Namun mau enggak mau Liliana mengangguk, untuk urusan itu biar ia pikirkan nanti saja. “Boleh, Pak. Acaranya lusa jam 7 malam.”

Julian mengangguk, “oke, nanti saya usahain datang yah.”

“Makasih banyak, Pak.”

Dengan rasa sedikit kecewa, Liliana keluar dari ruangan itu. Sebenarnya ajakan Liliana dan tentang semua rekan-rekan di divisinya ia undang adalah sebuah kebohongan, ia hanya mengundang Julian saja. Ia memakai alasan itu agar Julian enggak curiga dan bertanya kenapa hanya dia saja yang di undang.

assalamualaikum, Bun?”

Dari kamar mandi Ara bisa dengar ada suara Suaminya itu, Julian udah pulang ternyata. Walau Julian ngucap salam, tapi Ara sengaja gak sahutin soalnya lagi di dalam kamar mandi.

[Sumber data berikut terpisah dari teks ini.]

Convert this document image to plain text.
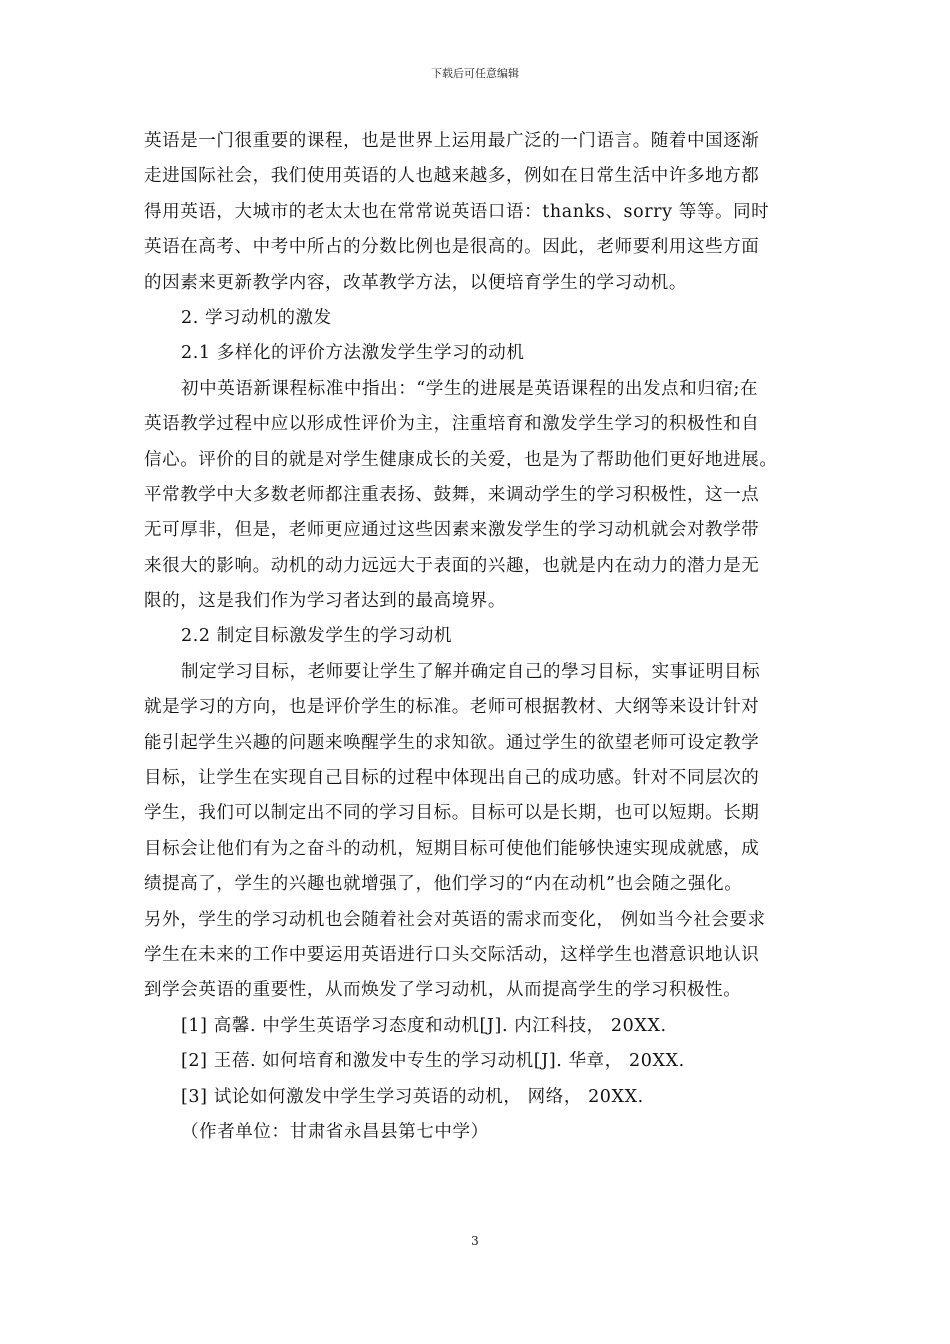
下载后可任意编辑
英语是一门很重要的课程，也是世界上运用最广泛的一门语言。随着中国逐渐
走进国际社会，我们使用英语的人也越来越多，例如在日常生活中许多地方都
得用英语，大城市的老太太也在常常说英语口语：thanks、sorry 等等。同时
英语在高考、中考中所占的分数比例也是很高的。因此，老师要利用这些方面
的因素来更新教学内容，改革教学方法，以便培育学生的学习动机。
2. 学习动机的激发
2.1 多样化的评价方法激发学生学习的动机
初中英语新课程标准中指出：“学生的进展是英语课程的出发点和归宿;在
英语教学过程中应以形成性评价为主，注重培育和激发学生学习的积极性和自
信心。评价的目的就是对学生健康成长的关爱，也是为了帮助他们更好地进展。
平常教学中大多数老师都注重表扬、鼓舞，来调动学生的学习积极性，这一点
无可厚非，但是，老师更应通过这些因素来激发学生的学习动机就会对教学带
来很大的影响。动机的动力远远大于表面的兴趣，也就是内在动力的潜力是无
限的，这是我们作为学习者达到的最高境界。
2.2 制定目标激发学生的学习动机
制定学习目标，老师要让学生了解并确定自己的學习目标，实事证明目标
就是学习的方向，也是评价学生的标准。老师可根据教材、大纲等来设计针对
能引起学生兴趣的问题来唤醒学生的求知欲。通过学生的欲望老师可设定教学
目标，让学生在实现自己目标的过程中体现出自己的成功感。针对不同层次的
学生，我们可以制定出不同的学习目标。目标可以是长期，也可以短期。长期
目标会让他们有为之奋斗的动机，短期目标可使他们能够快速实现成就感，成
绩提高了，学生的兴趣也就增强了，他们学习的“内在动机”也会随之强化。
另外，学生的学习动机也会随着社会对英语的需求而变化， 例如当今社会要求
学生在未来的工作中要运用英语进行口头交际活动，这样学生也潜意识地认识
到学会英语的重要性，从而焕发了学习动机，从而提高学生的学习积极性。
[1] 高馨. 中学生英语学习态度和动机[J]. 内江科技， 20XX.
[2] 王蓓. 如何培育和激发中专生的学习动机[J]. 华章， 20XX.
[3] 试论如何激发中学生学习英语的动机， 网络， 20XX.
（作者单位：甘肃省永昌县第七中学）
3
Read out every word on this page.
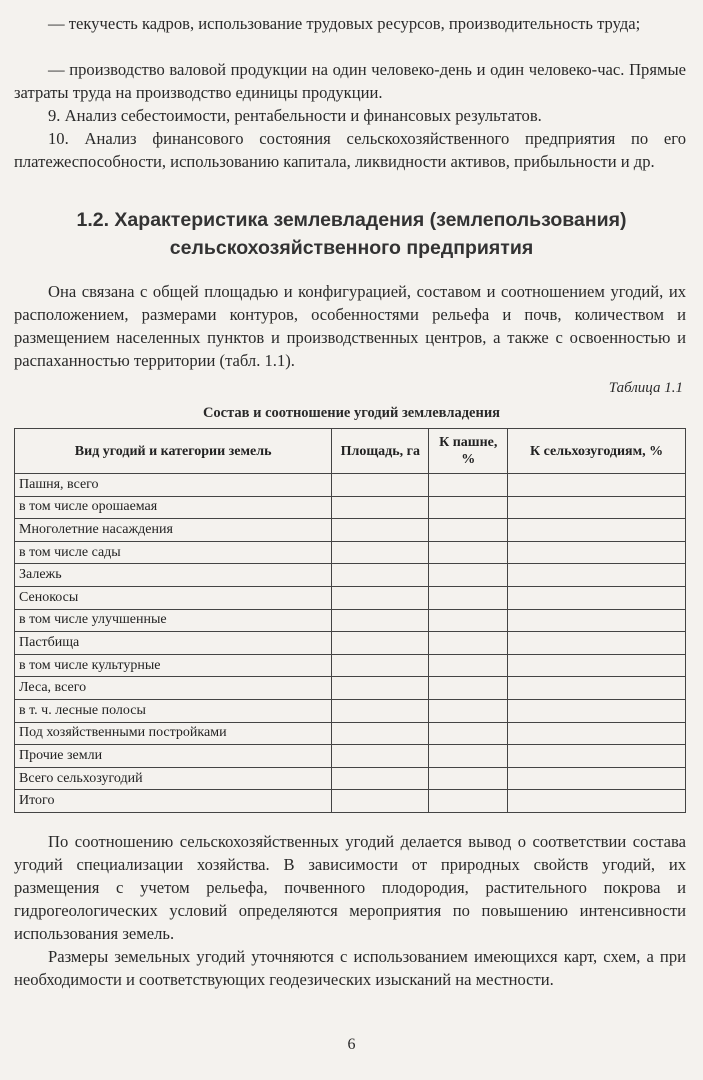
— текучесть кадров, использование трудовых ресурсов, производительность труда;

— производство валовой продукции на один человеко-день и один человеко-час. Прямые затраты труда на производство единицы продукции.

9. Анализ себестоимости, рентабельности и финансовых результатов.

10. Анализ финансового состояния сельскохозяйственного предприятия по его платежеспособности, использованию капитала, ликвидности активов, прибыльности и др.

1.2. Характеристика землевладения (землепользования)
сельскохозяйственного предприятия

Она связана с общей площадью и конфигурацией, составом и соотношением угодий, их расположением, размерами контуров, особенностями рельефа и почв, количеством и размещением населенных пунктов и производственных центров, а также с освоенностью и распаханностью территории (табл. 1.1).

Таблица 1.1

Состав и соотношение угодий землевладения

Вид угодий и категории земель	Площадь, га	К пашне, %	К сельхозугодиям, %
Пашня, всего			
в том числе орошаемая			
Многолетние насаждения			
в том числе сады			
Залежь			
Сенокосы			
в том числе улучшенные			
Пастбища			
в том числе культурные			
Леса, всего			
в т. ч. лесные полосы			
Под хозяйственными постройками			
Прочие земли			
Всего сельхозугодий			
Итого			

По соотношению сельскохозяйственных угодий делается вывод о соответствии состава угодий специализации хозяйства. В зависимости от природных свойств угодий, их размещения с учетом рельефа, почвенного плодородия, растительного покрова и гидрогеологических условий определяются мероприятия по повышению интенсивности использования земель.

Размеры земельных угодий уточняются с использованием имеющихся карт, схем, а при необходимости и соответствующих геодезических изысканий на местности.

6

“Bun?” panggil Julian lagi.

“Iya, lagi di kamar mandi, Bang.”

Oiya semenjak Ara positif hamil tuh Julian jadi lebih suka manggil Istrinya itu pakai sebutan 'Bunda' alih-alih 'sayang' kaya awal-awal mereka pacaran sampai nikah, katanya sih biar terbiasa manggilnya waktu anak mereka udah lahir. Kalo Ara belum biasa manggil Julian pakai sebutan 'Ayah' dia masih setia manggil Julian pake sebutan 'Abang' kaya waktu mereka pacaran.

Begitu Ara keluar Julian lagi duduk di meja makan sambil minum teh manis hangat yang udah Ara siapin di meja makan, laki-laki itu senyum waktu liat Istrinya itu keluar dari kamar mandi.

“Abis ngapain, Bun?” tanya Julian.

“Abis pup.” liat Julian yang mau mencomot bakwan jagung yang Ara buat, bikin Ara jadi reflek nepuk punggung tangan Suaminya. “Mandi dulu, cuci tangan dulu.”

“Hehe.” Julian nyengir, dia bangun dari kursinya dan nyium pipi Istrinya itu gemas. “Kamu udah mandi?”

“Udah lah, aku mah udah wangi.”

“Coba aku cium lagi deh.” tanpa menunggu persetujuan dari Ara, Julian nyium leher Istrinya itu dengan gemas. “Wangii ih, abis mandi nanti sun lagi yah, Bun? Padahal kalo belum mandi mau aku ajakin mandi bareng ih.”

“Kelamaan mandi bareng kamu mah keburu masuk angin aku, sana mandi dulu ih.” Ara dorong badan Suaminya itu, walau Julian tuh masih wangi tapi kalo habis mandi nyiumin Suaminya tuh beda aja rasanya. Kaya aroma sabun, shampo sama parfum yang di pakai Julian nempel jadi satu, candu banget pokoknya deh.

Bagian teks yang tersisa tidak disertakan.